The Betrothal Fiasco
When Israel Goldstein, a 39-year-old Orthodox Jewish man from Brooklyn, interpreted a biblical passage as allowing him to betroth his 11-year-old daughter to a man whose identity he refused to disclose, he gained complicated leverage against his wife in their bitter five-year divorce battle. This archaic practice of betrothing young daughters was used during medieval times (when arranged marriages were the norm) to deal creatively with erratic economic conditions. Whenever a father had dowry— even if his daughter was literally a toddler— he seized the moment in the girl’s interest, to ensure that she would have a husband. Goldstein, however, has warped the purpose of this practice, and, unfortunately, his act has triggered about 20 other Orthodox men to do the same.
The complex betrothal ruse works like this: Since Goldstein is the only one who can identify his daughter’s fiance, he forces his wife to regard him as indispensable to his daughter’s welfare. In other words, he has “half-married” his daughter, who. without even knowing who her fiance is, cannot begin proceedings to attain a Jewish divorce in order to have an eventual real marriage. By withholding information, Goldstein vengefully makes his daughter and his wife painfully beholden to him.
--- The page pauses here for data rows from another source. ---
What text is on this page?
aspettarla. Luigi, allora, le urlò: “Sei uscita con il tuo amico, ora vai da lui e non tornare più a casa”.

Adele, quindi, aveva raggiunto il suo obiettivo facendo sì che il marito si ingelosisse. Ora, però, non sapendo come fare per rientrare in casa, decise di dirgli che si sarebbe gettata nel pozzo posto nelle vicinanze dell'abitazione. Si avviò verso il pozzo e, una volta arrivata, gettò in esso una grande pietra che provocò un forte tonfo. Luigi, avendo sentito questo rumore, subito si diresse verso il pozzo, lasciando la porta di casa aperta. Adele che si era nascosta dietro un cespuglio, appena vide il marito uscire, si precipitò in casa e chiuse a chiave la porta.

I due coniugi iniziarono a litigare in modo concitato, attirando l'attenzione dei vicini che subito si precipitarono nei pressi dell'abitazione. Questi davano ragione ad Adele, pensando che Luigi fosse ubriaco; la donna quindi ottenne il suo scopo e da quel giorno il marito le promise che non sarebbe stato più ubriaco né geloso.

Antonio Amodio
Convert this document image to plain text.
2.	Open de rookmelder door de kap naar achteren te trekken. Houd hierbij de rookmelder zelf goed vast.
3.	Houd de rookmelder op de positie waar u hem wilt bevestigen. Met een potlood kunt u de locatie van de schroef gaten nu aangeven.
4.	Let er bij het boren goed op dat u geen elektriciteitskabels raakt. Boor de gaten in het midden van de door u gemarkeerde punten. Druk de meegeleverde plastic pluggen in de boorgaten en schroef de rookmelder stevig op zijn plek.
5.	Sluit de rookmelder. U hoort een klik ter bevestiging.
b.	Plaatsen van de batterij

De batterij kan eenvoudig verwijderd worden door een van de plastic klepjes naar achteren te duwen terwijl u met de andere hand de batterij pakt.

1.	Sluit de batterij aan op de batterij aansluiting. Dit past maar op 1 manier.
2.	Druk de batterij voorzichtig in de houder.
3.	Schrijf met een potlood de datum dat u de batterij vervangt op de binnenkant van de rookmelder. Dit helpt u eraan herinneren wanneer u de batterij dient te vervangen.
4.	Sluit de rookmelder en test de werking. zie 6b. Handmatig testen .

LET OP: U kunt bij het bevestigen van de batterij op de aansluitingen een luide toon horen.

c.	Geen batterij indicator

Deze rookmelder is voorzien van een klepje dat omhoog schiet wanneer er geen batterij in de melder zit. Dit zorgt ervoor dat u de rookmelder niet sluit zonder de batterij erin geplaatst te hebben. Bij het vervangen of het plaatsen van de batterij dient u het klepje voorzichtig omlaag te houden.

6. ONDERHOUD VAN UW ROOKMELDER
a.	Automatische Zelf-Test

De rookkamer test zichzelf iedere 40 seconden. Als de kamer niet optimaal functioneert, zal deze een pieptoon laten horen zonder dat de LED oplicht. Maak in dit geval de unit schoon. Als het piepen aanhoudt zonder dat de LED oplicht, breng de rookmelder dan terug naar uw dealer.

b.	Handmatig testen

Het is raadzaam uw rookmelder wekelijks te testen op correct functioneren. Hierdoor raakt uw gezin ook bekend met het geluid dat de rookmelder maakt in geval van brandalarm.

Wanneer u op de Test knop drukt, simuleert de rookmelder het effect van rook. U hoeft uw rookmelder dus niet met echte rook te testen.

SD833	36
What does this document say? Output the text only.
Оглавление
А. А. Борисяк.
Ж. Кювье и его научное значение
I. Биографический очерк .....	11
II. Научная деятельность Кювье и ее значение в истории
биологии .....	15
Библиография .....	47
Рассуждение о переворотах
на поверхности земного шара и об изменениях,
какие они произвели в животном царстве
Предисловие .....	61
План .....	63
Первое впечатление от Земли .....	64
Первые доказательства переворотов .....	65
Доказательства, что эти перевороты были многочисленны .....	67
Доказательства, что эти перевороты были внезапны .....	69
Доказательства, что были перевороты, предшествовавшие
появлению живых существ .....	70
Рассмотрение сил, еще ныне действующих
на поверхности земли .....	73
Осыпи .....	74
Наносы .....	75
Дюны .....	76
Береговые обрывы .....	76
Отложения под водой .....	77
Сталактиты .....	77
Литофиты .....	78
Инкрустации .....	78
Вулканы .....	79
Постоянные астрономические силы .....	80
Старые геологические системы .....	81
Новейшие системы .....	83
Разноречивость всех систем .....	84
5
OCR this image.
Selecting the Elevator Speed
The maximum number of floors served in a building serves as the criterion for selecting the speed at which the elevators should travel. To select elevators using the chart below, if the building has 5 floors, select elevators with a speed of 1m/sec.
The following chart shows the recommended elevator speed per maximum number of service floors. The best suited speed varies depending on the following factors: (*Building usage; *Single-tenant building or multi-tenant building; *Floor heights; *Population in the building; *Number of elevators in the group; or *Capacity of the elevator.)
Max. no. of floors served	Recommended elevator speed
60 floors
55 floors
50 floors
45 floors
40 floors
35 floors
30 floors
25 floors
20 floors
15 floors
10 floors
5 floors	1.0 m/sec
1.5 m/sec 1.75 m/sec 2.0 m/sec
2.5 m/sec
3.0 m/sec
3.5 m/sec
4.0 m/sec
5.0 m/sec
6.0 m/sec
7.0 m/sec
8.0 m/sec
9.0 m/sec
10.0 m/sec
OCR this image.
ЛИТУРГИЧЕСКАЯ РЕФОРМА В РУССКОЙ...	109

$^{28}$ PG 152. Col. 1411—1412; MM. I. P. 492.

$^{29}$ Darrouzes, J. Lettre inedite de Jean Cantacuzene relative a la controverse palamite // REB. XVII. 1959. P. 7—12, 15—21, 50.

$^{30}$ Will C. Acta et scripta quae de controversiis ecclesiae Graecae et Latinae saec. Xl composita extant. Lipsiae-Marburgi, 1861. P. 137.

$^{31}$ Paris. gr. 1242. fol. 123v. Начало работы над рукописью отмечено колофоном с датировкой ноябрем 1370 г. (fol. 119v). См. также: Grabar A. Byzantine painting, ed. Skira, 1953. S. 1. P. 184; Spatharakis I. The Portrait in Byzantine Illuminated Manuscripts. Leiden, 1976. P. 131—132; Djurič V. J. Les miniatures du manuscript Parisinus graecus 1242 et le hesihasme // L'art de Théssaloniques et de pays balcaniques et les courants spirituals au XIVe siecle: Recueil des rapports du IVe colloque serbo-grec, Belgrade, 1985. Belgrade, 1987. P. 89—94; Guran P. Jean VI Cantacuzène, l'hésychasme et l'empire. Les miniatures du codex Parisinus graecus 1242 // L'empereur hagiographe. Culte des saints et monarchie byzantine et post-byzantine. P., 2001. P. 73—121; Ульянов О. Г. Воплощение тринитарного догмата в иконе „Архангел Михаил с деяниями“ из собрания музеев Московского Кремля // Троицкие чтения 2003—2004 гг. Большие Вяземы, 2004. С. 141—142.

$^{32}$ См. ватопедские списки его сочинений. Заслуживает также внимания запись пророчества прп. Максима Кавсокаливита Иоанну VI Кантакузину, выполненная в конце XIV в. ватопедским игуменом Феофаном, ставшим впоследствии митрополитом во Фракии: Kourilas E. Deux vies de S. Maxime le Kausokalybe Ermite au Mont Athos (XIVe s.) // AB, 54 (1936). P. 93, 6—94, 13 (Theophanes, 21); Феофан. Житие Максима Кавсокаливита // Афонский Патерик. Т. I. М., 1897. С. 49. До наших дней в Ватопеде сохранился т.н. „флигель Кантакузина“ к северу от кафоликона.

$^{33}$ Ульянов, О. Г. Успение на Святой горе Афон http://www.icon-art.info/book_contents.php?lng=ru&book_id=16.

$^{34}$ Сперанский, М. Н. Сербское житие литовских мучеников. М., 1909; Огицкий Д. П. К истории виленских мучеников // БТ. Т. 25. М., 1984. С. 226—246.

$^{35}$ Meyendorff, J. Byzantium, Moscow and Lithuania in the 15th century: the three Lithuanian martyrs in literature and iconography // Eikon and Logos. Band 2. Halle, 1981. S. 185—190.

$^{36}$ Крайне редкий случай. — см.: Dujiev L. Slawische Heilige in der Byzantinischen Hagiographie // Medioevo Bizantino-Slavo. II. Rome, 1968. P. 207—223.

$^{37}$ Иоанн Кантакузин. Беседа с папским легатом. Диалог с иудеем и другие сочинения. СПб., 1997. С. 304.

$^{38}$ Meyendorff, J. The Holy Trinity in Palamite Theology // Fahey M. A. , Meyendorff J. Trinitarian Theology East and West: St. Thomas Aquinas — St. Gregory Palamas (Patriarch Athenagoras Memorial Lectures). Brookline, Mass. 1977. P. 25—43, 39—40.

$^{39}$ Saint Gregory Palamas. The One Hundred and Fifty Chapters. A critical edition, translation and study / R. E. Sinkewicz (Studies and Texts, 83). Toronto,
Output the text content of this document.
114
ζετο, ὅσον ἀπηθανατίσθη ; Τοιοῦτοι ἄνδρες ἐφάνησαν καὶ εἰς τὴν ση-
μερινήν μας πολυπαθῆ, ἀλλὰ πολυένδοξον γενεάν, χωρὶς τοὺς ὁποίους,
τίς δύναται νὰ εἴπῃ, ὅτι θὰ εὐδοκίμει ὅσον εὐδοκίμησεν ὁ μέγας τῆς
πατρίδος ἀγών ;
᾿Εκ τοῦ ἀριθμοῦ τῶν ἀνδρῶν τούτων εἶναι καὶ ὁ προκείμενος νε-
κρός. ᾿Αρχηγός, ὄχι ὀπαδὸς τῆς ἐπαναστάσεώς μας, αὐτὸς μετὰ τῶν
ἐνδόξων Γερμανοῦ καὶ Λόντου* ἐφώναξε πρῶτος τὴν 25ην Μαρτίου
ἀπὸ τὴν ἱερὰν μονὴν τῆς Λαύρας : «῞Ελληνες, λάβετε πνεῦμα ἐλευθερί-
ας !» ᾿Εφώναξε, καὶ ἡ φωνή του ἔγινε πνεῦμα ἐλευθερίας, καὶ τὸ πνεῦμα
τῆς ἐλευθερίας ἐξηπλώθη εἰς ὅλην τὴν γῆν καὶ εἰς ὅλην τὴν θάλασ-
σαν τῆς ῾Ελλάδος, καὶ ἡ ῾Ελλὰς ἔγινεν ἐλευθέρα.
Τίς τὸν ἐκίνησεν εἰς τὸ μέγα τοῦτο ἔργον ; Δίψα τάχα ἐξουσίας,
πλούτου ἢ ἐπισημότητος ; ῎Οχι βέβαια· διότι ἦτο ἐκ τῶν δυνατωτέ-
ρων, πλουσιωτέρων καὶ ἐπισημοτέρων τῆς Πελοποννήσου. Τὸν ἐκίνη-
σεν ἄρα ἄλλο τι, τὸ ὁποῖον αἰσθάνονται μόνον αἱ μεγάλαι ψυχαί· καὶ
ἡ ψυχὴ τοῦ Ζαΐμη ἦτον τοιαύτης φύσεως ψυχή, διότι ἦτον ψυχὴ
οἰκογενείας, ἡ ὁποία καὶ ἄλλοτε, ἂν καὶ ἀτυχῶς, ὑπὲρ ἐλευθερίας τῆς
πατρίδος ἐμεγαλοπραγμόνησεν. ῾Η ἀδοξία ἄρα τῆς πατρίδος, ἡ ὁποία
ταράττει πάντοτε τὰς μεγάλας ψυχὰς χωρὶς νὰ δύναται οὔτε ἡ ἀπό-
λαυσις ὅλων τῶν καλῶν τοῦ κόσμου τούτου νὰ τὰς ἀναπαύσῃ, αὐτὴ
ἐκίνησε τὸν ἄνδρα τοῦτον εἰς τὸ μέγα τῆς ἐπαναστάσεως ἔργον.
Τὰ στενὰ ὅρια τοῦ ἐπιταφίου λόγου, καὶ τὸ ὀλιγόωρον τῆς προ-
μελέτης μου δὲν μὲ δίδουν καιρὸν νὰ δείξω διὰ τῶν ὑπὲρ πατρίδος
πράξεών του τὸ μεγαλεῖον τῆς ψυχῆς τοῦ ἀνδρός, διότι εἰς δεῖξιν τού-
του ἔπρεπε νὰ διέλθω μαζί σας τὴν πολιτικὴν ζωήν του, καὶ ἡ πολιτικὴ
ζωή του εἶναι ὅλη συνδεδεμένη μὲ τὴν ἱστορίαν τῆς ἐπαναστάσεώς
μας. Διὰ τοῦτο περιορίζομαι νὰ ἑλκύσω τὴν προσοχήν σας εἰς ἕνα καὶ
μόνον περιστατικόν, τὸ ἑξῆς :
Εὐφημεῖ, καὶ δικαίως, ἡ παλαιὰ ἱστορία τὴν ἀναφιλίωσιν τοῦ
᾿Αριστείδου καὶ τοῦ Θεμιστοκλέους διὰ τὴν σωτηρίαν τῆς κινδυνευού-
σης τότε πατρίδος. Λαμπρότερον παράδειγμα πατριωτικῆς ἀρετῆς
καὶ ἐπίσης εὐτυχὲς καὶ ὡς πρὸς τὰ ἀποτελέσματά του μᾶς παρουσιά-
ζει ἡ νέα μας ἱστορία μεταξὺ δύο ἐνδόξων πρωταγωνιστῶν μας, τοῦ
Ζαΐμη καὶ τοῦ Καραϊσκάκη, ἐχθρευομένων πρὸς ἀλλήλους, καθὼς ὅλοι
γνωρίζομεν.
Orthodox feminists have responded to this outrage with disgust. Rivka Haul, a co director of Agunah, Inc. (an organization that advocates for women whose husbands are refusing them Jewish divorces and who therefore cannot remarry), says that, “Many rabbis have been fully aware of this tragic circumstance for a long time, but they weren’t even bemoaning the problem until it hit The New York Times. A problem with kashrut the rabbis solve immediately, but problems involving abuse to girls or women go unresolved. Now they’ll deal with it because they have been embarrassed by the secular media.”
Haul feels that the issue of kedusha ketana (betrothal of a minor) has great impact because it exacerbates the already enormous problem faced by thousands of agunot (literally, ‘chained women’). Referring to agunot. Haul explains, “Many women are scared to death of their husbands, and are therefore forced to stay in physically and/or emotionally abusive marriages. Even if they leave, they’re still legally bound.”
Blu Greenberg. well-known Orthodox feminist and writer. has a different reaction to the Goldstein affair. “The great attention being paid to kedushu ketana is tarring the Orthodox community. I see Israel Goldstein as the Jewish equivalent of an ax-murderer and he should be treated as such. We have enough problems without amplifying isolated incidents. As an Orthodox feminist. I choose my battles so that things don’t backfire. Don’t get me wrong, this is a horrible incident, but the agunot are the real ones who suffer, and the Jewish community should focus its attention on them. If the potential for abuse had not been built into the original Jewish laws, this would never have been able to happen in the first place. We need to concentrate on the get (divorce) laws! The uproar of minor betrothal will die down and the agunot will be left in the same exact place.”
In the meantime, Debra Nussbaum Cohen, who first brought this situation to public attention and has written extensively on the issue for the Jewish Telegraphic Agency, points out that a solution to this particular case of minor betrothal has already been found. Rabbi Shlomo Zalman Auerbach. A leading figure in the Orthodox Jewish community, made a statement several months before his death in February that would liberate the now 13-year-old Sarah Leah Goldstein—but his statement has no applicability to other possible cases in the future. Auerbach, arguing that Goldstein never revealed the identity of the two men who served as halakhic betrothal witnesses, said that this “bad faith” gesture legally nullifies Goldstein’s entire act. On July 10, Orthodox Jewish religious judges finally assembled—after letting an entire year go by!—to make a written proclamation (not yet signed by all of them) to support Rabbi Auerbach.
According to Norma Joseph, an assistant professor of religion at Concordia University in Montreal and an avid agunah rights advocate, “This use of kedusha ketana cries out for a solution to the problems of agunot. It highlights how some people are using Jewish law to control and manipulate women in general. I am thrilled that Rabbi Auerbach found a solution for this one case, but why did so many other Orthodox rabbis hush up this problem and why couldn’t they find an overarching legal solution for it? Why did it take over a year for the religious judges to formally enact it. and why didn’t anyone bother to tell Mrs. Goldstein about this until now? The fact remains that even though Rabbi Auerbach helped Sarah Goldstein, her mother Gita is still an agunah. Batei din (Jewish courts) need to have more concern for women.” Blu Greenberg throws down the gauntlet. “The rabbis quickly found a solution to kedusha ketana. so they have it within their power to find a solution for agunot. The desire to preserve male initiative and prerogative in Jewish divorce laws needs to end. If there’s a rabbinic will, there’s a halakhic way.”